The Arts Festival was more of a people-watching event for me, since Oklahomans wore their Sunday best everywhere. Where were the Chacos? Where were the zip-away hiking pants and gawky gardening hats that I’m used to seeing in the Pacific Northwest? It was a deviation from my new norm, to say the least.
It only took 12 years since moving to, and moving away from Oklahoma to finally visit the OKC Zoo. I guess I was just waiting until I had a toddler of my own to make it more fun. Margot enjoyed waving and playing peek-a-boo with the animals in their exhibits. It was a fairly one-sided engagement for her, since the animals didn’t wave back. It was a sensory treat for her.

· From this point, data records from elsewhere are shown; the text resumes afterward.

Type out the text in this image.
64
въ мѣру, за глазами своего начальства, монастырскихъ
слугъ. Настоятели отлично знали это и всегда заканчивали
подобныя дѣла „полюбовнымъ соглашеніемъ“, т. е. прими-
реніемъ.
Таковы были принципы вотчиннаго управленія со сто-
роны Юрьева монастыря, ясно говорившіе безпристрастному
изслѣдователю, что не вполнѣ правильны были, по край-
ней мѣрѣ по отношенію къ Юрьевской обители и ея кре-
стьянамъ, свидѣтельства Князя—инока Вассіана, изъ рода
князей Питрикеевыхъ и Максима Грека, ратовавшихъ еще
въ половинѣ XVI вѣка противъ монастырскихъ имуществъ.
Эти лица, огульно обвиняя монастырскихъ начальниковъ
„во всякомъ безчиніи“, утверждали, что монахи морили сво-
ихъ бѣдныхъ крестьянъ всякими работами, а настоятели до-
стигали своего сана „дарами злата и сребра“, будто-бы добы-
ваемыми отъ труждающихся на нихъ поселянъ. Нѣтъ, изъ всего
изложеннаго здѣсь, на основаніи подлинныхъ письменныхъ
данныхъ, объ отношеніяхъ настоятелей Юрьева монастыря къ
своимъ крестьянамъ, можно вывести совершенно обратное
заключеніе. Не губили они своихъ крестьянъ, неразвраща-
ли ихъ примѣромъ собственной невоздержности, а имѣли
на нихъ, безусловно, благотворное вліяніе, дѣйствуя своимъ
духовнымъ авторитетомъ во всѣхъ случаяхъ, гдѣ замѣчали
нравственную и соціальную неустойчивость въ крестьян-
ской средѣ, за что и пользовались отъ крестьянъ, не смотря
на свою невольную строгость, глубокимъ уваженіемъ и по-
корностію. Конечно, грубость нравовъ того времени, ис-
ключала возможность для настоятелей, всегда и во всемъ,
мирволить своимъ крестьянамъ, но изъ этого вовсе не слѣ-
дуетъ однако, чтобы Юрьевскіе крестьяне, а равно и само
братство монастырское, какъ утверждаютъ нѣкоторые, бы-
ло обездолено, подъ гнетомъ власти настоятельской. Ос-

Margot got an even better look at the animals near her Great-uncle Sam’s house on the outskirts of Oklahoma City. She ‘helped’ feed the goats, horse and donkey that lived on farms close by. Outside of the zoo, she’s saw her farm animal friends from books in real life. She gleefully waved to them as well.
Traveling with a one-year-old went better than expected; she kept the screaming to a minimum onboard the aircrafts, and back on solid ground, she happily played ‘chase’ and ‘peek-a-boo’ with her Aunts and Grandparents — she even got to meet the Great-aunts who have welcomed her so warmly since her birth. I speculate she is receiving special treatment from Isaac’s maternal side of the family because Margot is the first great-grandchild. She is the changing of the guard, so to speak.
My side of the family is ever-booming in population, so much so that I have aunts and uncles younger than me, and my grandparents have grandchildren older than me. The Sanchez and Shamblin generations know no cyclical bounds in my neck of the family tree.
Visiting to the lower-48 was totally necessary, really fun, and a little too short lived. Next time we’re up for traveling again, we may not be ‘up’ for traveling again! Woodrow Paul will be here, yay!, and Margot will be old enough for us to purchase her plane ticket…grumble.
Oh, looks like you caught that — Woody is what we’re naming our boy. We think it embodies his Okie roots well, while still nodding dutifully to his wooded Alaskan birthplace. We’ll meet our Creole-Mexican-Alaskan baby boy in September, when the leaves turn amber, and the air turns cold once again. Until then, we’ll stick close to Fairbanks.